AWS Deep Dive
- author:: Nathan Acks
- date:: 2022-11-28
Amazon API Gateway
Continued notes about the Amazon API Gateway.
Working With WebSocket APIs
Create a WebSocket API in API Gateway
WebSocket APIs require the use of TLS 1.2 (API Gateway doesn’t seem to support TLS 1.3).
WebSocket APIs cannot be converted into REST APIs, nor can REST APIs be turned into WebSocket APIs. (This makes sense.)
Working With Routes for WebSocket APIs in API Gateway
Route selection expressions are based around the form $request.body.<JSON_PATH_TO_PROPERTY>
. Objects can be matched by the JSONPath, but the results will be stringified before evaluation. Multiple selection expressions can be combined into the final expression; static values can be included to make it easier to read/parse the evaluated route key’s value.
Note that the $
is not included in a custom route key name when setting up a route; only the built-in $default
, $connect
, and $disconnect
route names can lead with this character.
The $connect
route supports IAM (AWS_IAM
) and Lambda Authorizers (CUSTOM
) for authorization. There’s also a NONE
option. API Gateway can also check for the presence of a valid API key when the $connect
route is called.
Only the $default
route can be used for responses, which is somewhat annoying as all of the (user-facing) machinery seems to exist to support route responses on custom route selections.
The $connect
route allows a Lambda authorizer to reject connections for unsupported subprotocols (specified by the Sec-WebSocket-Protocol
header). It’s not clear to me what this gets you, but I assume this is important functionality for people who work with WebSockets.
Controlling and Managing Access to a WebSocket API in API Gateway
IAM policies work basically the same for WebSocket APIs as REST APIs, except that (1) WebSockets support a ManageConnections
action that controls access to the @connections
API, and (2) non-@connections
routes use a different ARN format (the @connections
API is represented as arn:aws:execute-api:*:*:*/*/POST/@connections
).
(It’s not 100% clear what the @connections
API is. It seems to be different than the $connect
route, and has something to do with response routes.)
The biggest difference when using a Lambda authorizer between WebSockets and REST APIs is that the event.methodArn
is different (arn:aws:execute-api:*:*:*/*/$connect
). Path variables (event.pathParameters
) aren’t available and context variables (event.requestContext
) are different too, but these pretty obviously need to be the case.
Setting up WebSocket API Integrations in API Gateway
The “Lambda Function” integration type is only for existing Lambda functions that don’t/won’t require special resource permissions.

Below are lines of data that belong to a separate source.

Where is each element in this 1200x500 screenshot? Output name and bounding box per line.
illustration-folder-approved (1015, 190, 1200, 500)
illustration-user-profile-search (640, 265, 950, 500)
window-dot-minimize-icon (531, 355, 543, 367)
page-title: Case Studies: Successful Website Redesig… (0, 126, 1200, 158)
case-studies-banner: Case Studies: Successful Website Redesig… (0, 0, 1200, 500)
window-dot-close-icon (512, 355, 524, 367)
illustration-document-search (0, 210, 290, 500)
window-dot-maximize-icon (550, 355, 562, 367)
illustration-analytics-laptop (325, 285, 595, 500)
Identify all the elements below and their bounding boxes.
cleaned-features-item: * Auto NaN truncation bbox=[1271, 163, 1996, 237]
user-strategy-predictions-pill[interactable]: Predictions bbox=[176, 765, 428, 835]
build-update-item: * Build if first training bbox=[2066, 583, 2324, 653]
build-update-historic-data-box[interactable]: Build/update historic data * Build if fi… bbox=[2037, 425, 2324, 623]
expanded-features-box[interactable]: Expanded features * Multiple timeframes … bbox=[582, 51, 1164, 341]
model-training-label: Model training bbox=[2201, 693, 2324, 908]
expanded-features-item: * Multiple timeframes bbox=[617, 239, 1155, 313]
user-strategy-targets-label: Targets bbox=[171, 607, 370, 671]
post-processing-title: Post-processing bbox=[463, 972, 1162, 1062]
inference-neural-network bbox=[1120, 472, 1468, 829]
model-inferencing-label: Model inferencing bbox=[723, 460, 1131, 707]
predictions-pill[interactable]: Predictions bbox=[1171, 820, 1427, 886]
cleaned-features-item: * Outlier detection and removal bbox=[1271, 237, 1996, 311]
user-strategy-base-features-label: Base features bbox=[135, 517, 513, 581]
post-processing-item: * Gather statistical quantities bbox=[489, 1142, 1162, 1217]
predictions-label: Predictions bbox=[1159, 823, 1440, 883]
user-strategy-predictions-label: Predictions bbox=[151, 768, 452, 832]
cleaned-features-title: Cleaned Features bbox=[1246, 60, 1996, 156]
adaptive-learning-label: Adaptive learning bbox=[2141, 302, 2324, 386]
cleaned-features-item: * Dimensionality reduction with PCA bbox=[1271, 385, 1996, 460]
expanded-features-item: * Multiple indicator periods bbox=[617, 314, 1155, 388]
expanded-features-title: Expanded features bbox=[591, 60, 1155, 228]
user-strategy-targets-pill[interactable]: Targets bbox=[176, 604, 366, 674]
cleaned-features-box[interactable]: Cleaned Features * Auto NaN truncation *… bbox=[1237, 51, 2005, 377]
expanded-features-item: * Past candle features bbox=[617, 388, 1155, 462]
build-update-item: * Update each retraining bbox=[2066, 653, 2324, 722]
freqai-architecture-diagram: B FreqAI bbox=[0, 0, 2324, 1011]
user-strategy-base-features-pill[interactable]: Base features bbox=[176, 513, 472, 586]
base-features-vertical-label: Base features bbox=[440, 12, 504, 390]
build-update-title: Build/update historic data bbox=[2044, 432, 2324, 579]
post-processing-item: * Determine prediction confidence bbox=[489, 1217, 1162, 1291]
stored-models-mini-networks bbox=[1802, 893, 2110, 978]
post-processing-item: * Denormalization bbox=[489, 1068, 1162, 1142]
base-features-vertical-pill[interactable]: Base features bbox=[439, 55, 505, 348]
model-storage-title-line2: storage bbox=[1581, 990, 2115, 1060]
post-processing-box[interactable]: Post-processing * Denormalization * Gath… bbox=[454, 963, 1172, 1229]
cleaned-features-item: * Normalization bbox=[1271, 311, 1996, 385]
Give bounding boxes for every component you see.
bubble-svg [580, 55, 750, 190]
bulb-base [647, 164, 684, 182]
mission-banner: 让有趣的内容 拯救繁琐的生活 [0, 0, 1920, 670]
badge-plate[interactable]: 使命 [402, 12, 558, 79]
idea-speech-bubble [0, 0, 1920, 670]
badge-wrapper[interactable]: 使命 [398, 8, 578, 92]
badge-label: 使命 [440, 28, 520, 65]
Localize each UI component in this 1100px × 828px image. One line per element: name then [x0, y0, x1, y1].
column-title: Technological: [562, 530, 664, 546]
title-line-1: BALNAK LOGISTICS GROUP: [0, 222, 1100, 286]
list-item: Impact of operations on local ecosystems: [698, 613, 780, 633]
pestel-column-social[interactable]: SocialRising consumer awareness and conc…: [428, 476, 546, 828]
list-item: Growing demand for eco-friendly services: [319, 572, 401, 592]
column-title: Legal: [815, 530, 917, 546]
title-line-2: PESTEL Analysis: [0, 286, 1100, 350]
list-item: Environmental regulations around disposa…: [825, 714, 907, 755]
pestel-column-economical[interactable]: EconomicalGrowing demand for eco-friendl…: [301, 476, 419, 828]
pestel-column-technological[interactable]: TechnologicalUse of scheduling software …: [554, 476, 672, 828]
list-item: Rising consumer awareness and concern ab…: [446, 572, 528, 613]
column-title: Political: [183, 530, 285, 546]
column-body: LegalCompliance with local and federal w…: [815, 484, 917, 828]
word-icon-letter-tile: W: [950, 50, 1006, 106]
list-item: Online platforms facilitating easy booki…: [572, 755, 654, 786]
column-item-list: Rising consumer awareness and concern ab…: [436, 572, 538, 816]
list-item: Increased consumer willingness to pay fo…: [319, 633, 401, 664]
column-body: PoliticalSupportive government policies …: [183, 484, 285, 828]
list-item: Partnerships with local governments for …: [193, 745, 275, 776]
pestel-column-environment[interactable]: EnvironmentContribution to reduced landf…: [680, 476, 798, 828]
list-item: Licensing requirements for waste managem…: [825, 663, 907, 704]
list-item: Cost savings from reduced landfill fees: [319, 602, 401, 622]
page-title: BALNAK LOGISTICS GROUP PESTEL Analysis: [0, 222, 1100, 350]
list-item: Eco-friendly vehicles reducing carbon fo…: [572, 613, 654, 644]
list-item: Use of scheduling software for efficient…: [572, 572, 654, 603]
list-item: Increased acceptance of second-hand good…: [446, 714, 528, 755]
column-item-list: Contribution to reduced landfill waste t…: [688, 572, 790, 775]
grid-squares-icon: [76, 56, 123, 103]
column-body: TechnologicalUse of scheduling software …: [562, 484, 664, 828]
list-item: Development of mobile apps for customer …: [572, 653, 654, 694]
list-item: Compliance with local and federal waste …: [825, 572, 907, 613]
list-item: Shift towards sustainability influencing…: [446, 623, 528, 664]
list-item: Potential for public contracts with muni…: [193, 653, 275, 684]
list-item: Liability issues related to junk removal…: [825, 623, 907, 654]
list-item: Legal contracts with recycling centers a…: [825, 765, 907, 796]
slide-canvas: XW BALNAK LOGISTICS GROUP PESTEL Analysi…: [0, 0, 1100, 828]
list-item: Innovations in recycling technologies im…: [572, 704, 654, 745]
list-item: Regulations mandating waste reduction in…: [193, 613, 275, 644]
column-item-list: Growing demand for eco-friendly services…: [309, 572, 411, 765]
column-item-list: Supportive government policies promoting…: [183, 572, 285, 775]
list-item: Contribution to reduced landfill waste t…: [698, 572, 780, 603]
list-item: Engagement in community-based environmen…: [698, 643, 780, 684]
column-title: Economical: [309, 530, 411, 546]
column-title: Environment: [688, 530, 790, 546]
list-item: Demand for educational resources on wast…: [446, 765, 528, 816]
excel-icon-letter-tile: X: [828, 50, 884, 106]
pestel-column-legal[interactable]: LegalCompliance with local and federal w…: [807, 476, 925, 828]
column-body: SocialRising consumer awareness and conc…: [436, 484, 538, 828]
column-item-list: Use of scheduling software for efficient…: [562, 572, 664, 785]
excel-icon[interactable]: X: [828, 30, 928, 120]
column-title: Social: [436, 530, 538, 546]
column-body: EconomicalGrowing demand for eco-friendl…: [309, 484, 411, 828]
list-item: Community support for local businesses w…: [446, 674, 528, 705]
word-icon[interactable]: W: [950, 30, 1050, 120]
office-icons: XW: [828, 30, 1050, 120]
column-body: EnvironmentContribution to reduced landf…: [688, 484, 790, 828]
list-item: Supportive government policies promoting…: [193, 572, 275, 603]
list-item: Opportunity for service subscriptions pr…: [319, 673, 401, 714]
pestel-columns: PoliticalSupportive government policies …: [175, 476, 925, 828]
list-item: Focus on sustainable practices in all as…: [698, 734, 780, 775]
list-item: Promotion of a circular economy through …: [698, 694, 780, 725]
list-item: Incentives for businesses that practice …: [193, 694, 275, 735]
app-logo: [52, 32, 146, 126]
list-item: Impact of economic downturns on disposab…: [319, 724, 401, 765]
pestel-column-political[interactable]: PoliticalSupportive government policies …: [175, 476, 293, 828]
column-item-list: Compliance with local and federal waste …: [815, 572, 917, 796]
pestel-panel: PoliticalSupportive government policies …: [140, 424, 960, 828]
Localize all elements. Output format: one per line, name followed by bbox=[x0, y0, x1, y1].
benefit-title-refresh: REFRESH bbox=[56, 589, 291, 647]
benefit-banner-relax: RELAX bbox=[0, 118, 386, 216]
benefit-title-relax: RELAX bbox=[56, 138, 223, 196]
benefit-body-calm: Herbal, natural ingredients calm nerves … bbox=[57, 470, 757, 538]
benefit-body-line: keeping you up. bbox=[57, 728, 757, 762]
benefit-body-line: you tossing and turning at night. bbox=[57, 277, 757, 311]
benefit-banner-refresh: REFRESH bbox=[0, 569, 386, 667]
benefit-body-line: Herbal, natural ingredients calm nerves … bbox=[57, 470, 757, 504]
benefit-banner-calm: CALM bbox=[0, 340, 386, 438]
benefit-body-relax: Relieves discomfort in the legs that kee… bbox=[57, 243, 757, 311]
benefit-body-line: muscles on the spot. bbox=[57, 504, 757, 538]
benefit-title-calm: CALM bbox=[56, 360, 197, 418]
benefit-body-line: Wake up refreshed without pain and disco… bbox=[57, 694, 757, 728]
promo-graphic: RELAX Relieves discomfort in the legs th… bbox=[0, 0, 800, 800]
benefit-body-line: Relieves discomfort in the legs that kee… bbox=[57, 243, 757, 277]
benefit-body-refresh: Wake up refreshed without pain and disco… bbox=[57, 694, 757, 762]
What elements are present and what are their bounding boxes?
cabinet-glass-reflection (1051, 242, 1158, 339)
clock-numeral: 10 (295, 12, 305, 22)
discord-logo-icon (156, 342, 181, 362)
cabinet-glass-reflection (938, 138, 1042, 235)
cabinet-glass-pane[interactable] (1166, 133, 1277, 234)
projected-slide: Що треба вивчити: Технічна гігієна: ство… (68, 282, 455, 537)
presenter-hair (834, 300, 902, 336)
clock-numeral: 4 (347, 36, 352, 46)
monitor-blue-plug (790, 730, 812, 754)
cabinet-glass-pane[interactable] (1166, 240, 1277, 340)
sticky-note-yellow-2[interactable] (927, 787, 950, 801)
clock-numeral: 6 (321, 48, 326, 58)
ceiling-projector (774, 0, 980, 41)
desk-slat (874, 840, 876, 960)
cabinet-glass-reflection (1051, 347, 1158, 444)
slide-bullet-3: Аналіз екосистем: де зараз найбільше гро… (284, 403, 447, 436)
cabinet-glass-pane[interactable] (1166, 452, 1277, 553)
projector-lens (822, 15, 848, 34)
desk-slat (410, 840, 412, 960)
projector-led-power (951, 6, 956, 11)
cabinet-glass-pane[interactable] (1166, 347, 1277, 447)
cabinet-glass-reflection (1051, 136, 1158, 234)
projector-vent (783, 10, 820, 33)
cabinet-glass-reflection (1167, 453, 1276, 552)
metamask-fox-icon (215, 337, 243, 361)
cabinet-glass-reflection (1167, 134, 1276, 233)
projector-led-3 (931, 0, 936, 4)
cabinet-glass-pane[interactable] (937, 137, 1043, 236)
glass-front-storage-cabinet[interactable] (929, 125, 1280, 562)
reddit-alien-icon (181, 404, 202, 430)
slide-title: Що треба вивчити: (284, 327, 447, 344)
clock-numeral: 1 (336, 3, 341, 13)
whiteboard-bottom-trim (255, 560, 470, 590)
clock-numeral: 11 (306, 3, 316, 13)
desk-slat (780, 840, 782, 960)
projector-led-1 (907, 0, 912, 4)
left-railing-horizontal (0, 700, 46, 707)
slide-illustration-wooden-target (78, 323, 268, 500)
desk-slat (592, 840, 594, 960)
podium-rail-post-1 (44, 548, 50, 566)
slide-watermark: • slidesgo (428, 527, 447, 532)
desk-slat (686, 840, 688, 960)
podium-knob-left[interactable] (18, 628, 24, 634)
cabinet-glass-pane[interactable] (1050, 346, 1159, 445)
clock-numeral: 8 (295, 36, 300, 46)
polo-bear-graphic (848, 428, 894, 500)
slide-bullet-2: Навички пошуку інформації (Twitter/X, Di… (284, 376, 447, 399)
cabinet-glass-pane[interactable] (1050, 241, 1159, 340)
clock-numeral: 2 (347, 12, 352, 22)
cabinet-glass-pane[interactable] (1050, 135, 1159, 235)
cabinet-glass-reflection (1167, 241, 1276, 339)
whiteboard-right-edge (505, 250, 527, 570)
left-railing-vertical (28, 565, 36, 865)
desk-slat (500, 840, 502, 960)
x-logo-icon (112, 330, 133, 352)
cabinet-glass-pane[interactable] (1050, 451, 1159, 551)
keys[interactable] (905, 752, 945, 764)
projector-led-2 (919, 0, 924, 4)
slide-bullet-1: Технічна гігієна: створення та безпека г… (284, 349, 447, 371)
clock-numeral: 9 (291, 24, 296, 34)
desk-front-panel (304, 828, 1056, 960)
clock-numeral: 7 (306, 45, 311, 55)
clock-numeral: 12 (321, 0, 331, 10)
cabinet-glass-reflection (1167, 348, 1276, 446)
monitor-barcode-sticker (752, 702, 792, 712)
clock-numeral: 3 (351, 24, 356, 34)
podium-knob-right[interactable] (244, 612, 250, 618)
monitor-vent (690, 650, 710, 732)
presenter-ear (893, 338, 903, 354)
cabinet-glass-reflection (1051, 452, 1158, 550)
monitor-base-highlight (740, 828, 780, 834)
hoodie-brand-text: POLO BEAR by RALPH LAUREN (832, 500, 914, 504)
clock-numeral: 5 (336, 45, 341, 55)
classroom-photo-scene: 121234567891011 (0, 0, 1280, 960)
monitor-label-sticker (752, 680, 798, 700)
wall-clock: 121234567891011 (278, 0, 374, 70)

All other Lambda function requests (including the automatic creation of new Lambda functions) are handled with the “AWS Service” integration type. (This strikes me as a weird and really specific distinction.)
Regardless of the integration type, WebSockets APIs support a template selection process that parallels the route selection process - a template selection expression (like a route selection expression) will be used to determine a template key. The template corresponding to that key will then be used to determine which request mapping template is used to pre-process the incoming request before handing it off to the backend.
Integration responses can be pre-processed in a similar way as requests, using a “response key” that maps to a particular response template. Responses that don’t match this key are handled by the $default
response key (and corresponding template). The big difference here is that the response key is a regular expression matching the returned backend HTTP status code, rather than a JSONPath.
Note that there is no response setup for proxy integrations; API Gateway simply passes these backend responses to the client unaltered (assuming that a response route has been configured).
Request Validation for WebSocket APIs in API Gateway
Incoming WebSocket requests can be validated by API Gateway before being passed to backend integrations, just like with REST APIs. As you might expect by this point, different JSON schema request models can be used for validation, each keyed off of a model selection expression (which works just like a route selection expression). A catch-all $default
model can also be defined.
Models can be chosen at the same time (and by the same expression) as routes, which seems like how you’d normally want to handle things.